Insights into Graphene-Copper Conductors: Evaluating Conductivity Enhancement and Measurement Challenges

Incorporating graphene (Gr) into copper (Cu) to enhance its electrical properties has become a focal point of research for applications such as microelectronics, electromagnetic shielding, and electric motors. This paper aims to replicate the samples and results from recent studies that reported “ultraconductivity” in Gr–Cu specimens. Moreover, it identifies potential sources of error in conductivity measurements for thin metal films and fine wires, commonly used as test samples in Gr–Cu research. The findings indicate that adding Gr only marginally improves the conductivity of Gr–Cu specimens in the sub-300 K range. However, it reduces their temperature coefficient of resistance (TCR) by about 3% in the 300–400 K range compared with reference samples.
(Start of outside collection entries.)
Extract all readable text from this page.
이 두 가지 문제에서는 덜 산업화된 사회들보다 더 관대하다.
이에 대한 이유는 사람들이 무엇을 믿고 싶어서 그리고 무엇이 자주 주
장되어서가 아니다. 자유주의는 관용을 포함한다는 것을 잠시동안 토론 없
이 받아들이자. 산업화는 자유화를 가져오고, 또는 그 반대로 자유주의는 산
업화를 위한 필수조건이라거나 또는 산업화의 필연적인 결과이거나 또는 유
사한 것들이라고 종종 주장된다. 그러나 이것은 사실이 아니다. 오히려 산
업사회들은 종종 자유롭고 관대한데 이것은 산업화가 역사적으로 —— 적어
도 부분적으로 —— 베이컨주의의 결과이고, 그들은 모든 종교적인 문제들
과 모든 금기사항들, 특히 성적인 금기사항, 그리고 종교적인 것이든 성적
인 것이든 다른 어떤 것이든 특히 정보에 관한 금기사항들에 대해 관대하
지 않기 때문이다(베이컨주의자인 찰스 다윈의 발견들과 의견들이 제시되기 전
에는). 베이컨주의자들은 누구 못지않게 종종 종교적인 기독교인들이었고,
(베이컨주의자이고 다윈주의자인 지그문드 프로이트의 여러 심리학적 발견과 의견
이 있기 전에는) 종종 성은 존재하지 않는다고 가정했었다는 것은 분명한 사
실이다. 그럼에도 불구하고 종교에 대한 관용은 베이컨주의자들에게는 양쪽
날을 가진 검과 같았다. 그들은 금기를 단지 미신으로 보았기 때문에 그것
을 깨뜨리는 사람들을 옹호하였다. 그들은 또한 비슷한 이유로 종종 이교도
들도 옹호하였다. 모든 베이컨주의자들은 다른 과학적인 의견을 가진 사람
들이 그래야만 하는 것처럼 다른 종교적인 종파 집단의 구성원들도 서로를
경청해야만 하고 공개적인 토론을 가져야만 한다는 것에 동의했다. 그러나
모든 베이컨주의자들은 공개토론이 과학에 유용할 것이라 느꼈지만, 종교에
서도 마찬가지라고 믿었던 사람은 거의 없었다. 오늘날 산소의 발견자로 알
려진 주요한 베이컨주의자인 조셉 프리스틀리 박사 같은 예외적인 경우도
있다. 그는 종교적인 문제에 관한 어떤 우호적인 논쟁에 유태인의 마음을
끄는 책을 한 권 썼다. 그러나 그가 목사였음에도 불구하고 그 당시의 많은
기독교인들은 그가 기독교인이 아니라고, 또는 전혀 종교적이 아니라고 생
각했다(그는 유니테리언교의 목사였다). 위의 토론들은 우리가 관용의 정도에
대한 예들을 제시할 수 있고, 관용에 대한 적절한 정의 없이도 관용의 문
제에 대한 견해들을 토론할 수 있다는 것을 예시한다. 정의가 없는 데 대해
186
This study also investigates conduction mechanisms and electrical conductivity through atomistic simulations at ambient and elevated temperatures, testing several functionals to determine the most accurate approach for modeling the Gr/Cu hybrid system. Density functional theory (DFT) calculations confirm that changes in the electronic structure─arising from strong electron transfer from Cu to Gr, do not significantly increase electrical conductivity, contrary to popular belief. Instead, the marginal experimental increases are primarily attributed to alterations in the Cu microstructure rather than substantial improvements due to graphene incorporation.